Tech Time Warp of the Week: Watch Billy Idol Get Hip to the Newfangled Internet in 1993


Today, thanks to online services like Twitter, you send a note to Justin Bieber any time you like. The same goes for Lady Gaga, Rihanna, and hundreds of other pop stars.


But in 1993, when Billy Idol went online to chat with fans and promote his new album, Cyberpunk, the idea of a rock star directly interacting with the hoi polloi over the internet was unheard of. It was a bit of internet history, and you can relive it with the video above.


“This means I can be in touch with millions of people, but on my own terms,” Idol said of his fan-chat on an early online service called the Well.


In writing and recording his Cyberpunk album, Idol—who has been part of the first wave of punk rock two decades earlier—tapped journalists such as Mondo 2000 editor Gareth Branwyn and Boing Boing editor Mark Frauenfelder to advise him cyberpunk culture and ideology. He even based the opening track on a piece Branwyn wrote for Mondo. And the Well chat was meant to further tap this burgeoning universe.

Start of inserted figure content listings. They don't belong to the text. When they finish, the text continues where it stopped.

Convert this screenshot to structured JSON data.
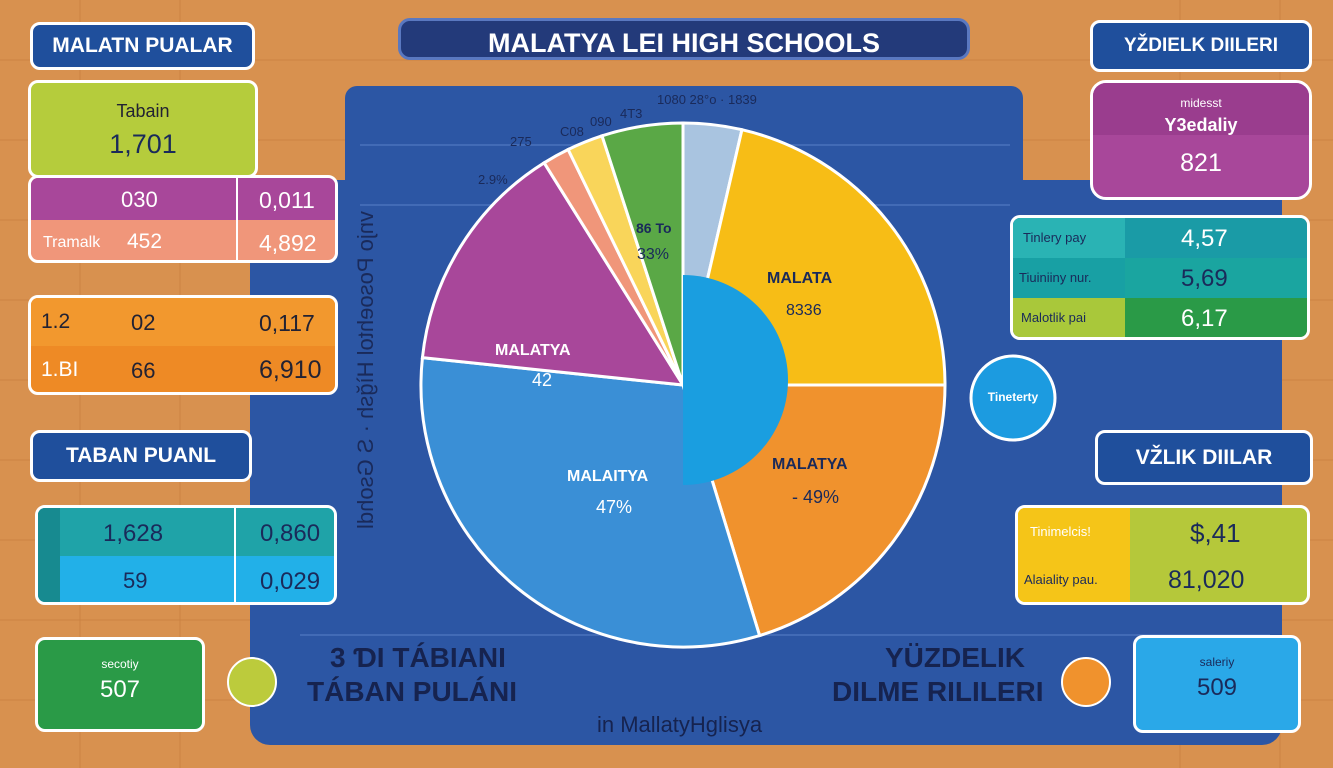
{
  "header": {
    "title": "MALATYA LEI HIGH SCHOOLS"
  },
  "left": {
    "tag1": "MALATN PUALAR",
    "box1": {
      "label": "Tabain",
      "value": "1,701"
    },
    "table1": {
      "rows": [
        [
          "030",
          "0,011"
        ],
        [
          "Tramalk",
          "452",
          "4,892"
        ]
      ]
    },
    "table2": {
      "rows": [
        [
          "1.2",
          "02",
          "0,117"
        ],
        [
          "1.BI",
          "66",
          "6,910"
        ]
      ]
    },
    "tag2": "TABAN PUANL",
    "table3": {
      "rows": [
        [
          "1,628",
          "0,860"
        ],
        [
          "59",
          "0,029"
        ]
      ]
    },
    "box2": {
      "label": "secotiy",
      "value": "507"
    }
  },
  "center": {
    "vertical_text": "vnjo  Posoehtol Hìğsh · S Gsohdl",
    "top_labels": [
      "1080 28°o · 1839",
      "4T3",
      "090",
      "C08",
      "275",
      "2.9%"
    ],
    "slices": [
      {
        "label": "86 To",
        "value": "33%"
      },
      {
        "label": "MALATA",
        "value": "8336"
      },
      {
        "label": "MALATYA",
        "value": "42"
      },
      {
        "label": "MALAITYA",
        "value": "47%"
      },
      {
        "label": "MALATYA",
        "value": "- 49%"
      }
    ],
    "left_caption": [
      "3 ƊI TÁBIANI",
      "TÁBAN PULÁNI"
    ],
    "right_caption": [
      "YÜZDELIK",
      "DILME RILILERI"
    ],
    "footer": "in MallatyHglisya"
  },
  "right": {
    "tag1": "YŽDIELK DIILERI",
    "box1": {
      "small": "midesst",
      "label": "Y3edaliy",
      "value": "821"
    },
    "table1": {
      "rows": [
        [
          "Tinlery pay",
          "4,57"
        ],
        [
          "Tiuiniiny nur.",
          "5,69"
        ],
        [
          "Malotlik pai",
          "6,17"
        ]
      ]
    },
    "badge": "Tineterty",
    "tag2": "VŽLIK DIILAR",
    "table2": {
      "rows": [
        [
          "Tinimelcis!",
          "$,41"
        ],
        [
          "Alaiality pau.",
          "81,020"
        ]
      ]
    },
    "box2": {
      "label": "saleriy",
      "value": "509"
    }
  }
}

But the album was was both a critical and commercial flop, and early netizens saw it as an attempt to co-opt cyberculture. Today, if it’s remembered at all, it’s remembered as a bit of early 1990s retrofuturist kitsch, along side movies like Lawnmower Man.


That said, Cyberpunk was ahead of its time. Idol recorded the album at his home studio using computers to gain more control over the production process. “I’d always really sort of worked through a team of a producer and an engineer, and in the end I think really you felt like you weren’t getting as close to your ideas as you could be,” he said.


Today’s it’s standard practice for musicians to record at least parts of their albums on laptops using applications like ProTools. But, just like chatting with fans online, this was brand new in 1993.


Yet what is now considered business as usually was dismissed as being gimmicky at the time. Sometimes we don’t recognize the future when it’s staring us right in the face.